The scale of the police response had been set before the final, with 22,000 officers mobilised nationwide and 8,000 assigned to the Paris metropolitan area. By late Saturday, nearly 20,000 people had gathered on the Champs-Elysees at one point, while crowds also massed near the Arc de Triomphe and the Eiffel Tower. Some set off flares and blared car horns, even after PSG urged fans to celebrate with pride, responsibility and respect.

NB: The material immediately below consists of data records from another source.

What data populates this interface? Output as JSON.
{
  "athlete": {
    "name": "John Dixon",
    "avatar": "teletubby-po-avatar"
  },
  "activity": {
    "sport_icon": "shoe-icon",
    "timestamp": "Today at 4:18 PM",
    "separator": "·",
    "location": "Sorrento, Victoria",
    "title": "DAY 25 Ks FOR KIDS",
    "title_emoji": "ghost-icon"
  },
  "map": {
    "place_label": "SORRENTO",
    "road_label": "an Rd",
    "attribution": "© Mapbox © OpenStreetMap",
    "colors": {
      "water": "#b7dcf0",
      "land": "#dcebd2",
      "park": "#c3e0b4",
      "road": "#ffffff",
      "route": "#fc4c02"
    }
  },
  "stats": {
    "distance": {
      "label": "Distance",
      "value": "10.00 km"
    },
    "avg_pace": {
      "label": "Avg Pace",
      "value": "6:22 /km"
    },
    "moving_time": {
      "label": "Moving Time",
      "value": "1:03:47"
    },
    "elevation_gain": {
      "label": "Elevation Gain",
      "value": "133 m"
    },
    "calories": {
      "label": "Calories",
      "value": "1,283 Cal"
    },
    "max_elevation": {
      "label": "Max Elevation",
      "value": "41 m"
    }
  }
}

Laurent Nunez, the Paris police chief, had described the security plan as foreseen and anticipated, but the night still turned volatile in several pockets of the city. The Paris police prefecture said smaller groups caused problems in different locations: shops were vandalised, cars were set alight, and a group tried to storm a police station in the 8th Arrondissement before being dispersed. Near PSG’s stadium in the 16th Arrondissement, officers contained about 1,000 people and cleared makeshift barricades built from bicycles.
The arrests were already mounting early in the evening, with 45 people detained by 10pm local time, and the unrest spread beyond the capital as police moved through different flashpoints. In Paris, the scenes revived a familiar pattern after major club triumphs, where victory celebrations for PSG can quickly tip into disorder. A previous account of unrest after the club beat Arsenal in the final is available in Paris Riots: More than 400 arrested after PSG beat Arsenal.
What remains unclear is how many of the 416 arrests will lead to charges, and which specific incidents will be tied to each detention. For now, the numbers alone show how quickly a night of celebration became a large-scale policing operation, and how little room there was between a trophy parade and a citywide security response.